My role focused on providing secure travel, up to three times a day, for the two and a half blocks from where the migrants slept just outside the entrance to the U.S. to the CRM. Although personally I never felt unsafe due to my privileged status, I took to heart the reports we heard from those living in Agua Prieta and Douglas, and we learned to scan for various potential threats to the migrating individuals. Rainy days that flooded the streets, and obviously impinged on the comfort of the folks staying under tarps outside the entrance to the U.S., necessitated altering the routine of the three daily trips to the CRM.

Also, I felt my presence provided me an opportunity to do my best to show respect and kindness to the individuals on their uncertain, often treacherous journeys. At times, I felt giving people the space to have as much personal agency as the situation availed was the right thing to do. Other times, providing activities, engaging with the children and organizing the children's play space to make it more inviting suited the moment. It was a gift and a pleasure to have had time to spend with these individuals.

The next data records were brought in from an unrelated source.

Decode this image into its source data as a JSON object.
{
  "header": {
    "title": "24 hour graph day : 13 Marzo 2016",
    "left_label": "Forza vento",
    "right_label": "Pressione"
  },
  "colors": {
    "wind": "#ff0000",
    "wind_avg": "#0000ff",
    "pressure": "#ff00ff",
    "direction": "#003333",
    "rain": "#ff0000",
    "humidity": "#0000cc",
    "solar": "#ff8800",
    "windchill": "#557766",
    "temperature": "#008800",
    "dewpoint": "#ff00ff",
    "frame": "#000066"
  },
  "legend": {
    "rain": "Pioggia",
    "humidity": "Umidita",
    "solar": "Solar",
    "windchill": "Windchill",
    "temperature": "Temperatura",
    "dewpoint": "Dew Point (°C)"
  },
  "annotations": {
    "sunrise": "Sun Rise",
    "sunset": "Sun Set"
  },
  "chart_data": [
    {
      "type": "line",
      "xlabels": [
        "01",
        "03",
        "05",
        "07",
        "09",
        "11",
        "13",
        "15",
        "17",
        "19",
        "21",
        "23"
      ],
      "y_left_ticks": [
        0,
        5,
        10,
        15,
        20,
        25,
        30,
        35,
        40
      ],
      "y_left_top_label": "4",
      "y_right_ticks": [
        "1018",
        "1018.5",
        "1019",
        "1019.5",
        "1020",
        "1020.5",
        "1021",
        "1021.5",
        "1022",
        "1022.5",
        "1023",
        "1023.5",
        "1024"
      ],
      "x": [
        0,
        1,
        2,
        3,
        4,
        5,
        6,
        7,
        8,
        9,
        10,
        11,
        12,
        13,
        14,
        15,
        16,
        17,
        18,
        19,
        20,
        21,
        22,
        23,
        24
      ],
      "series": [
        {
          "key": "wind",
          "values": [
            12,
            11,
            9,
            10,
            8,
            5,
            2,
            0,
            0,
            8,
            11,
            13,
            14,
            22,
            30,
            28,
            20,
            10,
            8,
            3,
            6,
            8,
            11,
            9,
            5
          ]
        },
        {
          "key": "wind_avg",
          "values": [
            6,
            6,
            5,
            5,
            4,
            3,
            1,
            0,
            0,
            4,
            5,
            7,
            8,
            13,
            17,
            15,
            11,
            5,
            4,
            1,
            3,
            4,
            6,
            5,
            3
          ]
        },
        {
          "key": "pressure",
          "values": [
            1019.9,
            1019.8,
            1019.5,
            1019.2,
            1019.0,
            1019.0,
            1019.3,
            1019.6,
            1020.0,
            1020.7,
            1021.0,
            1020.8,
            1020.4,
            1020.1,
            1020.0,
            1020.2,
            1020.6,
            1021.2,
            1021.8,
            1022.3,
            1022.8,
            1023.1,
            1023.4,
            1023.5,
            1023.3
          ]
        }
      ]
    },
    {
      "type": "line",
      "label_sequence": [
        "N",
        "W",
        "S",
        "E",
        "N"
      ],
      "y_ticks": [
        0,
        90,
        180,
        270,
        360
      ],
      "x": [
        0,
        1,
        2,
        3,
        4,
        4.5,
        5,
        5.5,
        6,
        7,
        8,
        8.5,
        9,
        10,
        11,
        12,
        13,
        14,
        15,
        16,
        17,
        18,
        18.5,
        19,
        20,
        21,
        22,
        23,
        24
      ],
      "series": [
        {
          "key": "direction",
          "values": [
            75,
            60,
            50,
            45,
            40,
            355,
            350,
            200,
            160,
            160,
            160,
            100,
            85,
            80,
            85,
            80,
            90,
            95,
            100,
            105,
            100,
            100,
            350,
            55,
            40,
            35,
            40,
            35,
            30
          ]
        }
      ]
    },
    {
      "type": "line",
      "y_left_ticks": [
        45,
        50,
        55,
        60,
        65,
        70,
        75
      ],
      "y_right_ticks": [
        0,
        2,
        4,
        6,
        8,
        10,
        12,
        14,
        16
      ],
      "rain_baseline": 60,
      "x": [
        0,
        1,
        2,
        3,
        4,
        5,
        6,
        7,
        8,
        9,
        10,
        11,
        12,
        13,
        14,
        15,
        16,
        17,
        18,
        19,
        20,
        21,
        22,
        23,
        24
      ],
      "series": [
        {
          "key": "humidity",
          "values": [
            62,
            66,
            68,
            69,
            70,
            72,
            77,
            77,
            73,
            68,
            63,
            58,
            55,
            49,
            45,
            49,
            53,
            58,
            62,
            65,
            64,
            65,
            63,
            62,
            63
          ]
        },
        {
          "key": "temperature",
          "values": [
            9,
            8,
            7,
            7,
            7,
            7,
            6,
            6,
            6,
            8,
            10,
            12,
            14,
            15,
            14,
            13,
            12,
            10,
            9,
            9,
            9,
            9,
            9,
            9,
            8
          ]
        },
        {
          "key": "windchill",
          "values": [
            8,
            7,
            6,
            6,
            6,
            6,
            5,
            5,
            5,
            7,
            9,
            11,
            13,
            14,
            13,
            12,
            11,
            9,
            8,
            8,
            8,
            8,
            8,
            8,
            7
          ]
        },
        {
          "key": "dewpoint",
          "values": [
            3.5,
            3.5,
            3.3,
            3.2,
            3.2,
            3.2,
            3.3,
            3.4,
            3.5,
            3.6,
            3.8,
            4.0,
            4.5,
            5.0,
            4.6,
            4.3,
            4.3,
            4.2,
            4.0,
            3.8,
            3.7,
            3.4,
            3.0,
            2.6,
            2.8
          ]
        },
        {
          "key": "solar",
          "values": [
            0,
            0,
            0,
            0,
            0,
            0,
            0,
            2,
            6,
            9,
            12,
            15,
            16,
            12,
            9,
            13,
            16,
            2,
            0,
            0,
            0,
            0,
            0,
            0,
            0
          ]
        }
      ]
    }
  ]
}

I met many individuals in Agua Prieta, Sonora and Douglas, Arizona, who have dedicated their lives to serve in the Borderlands.

The daily trips to the tents outside the border entrance and through the streets in the neighborhood where we stayed gave us opportunities to see and at times interact with the active, colorful life of the Agua Prieta streets. We saw determined, creative, often struggling, individuals working hard for their daily survival. There were vendors selling anything from colorful cotton candy to children's musical instruments to statuettes of pigs, cherubic-looking children, Grecian like figurines, crucifixes and other religious images. Some vendors were in wheelchairs, another was accompanied by their dog holding a cup in his mouth with the promise of filling it for its master. There was the young Tarahumara mother with her three-month-old and toddler clothed in beautifully adorned indigenous dress, also hoping to fill her basket with pesos to provide for herself and her children. There were drug deals we witnessed from a car parked along the street as we walked home from the CRM and the kind young merchant at the neighborhood tienda where we bought our staples. These experiences and interactions gave me much to think and pray about and many questions to which I have yet to find answers.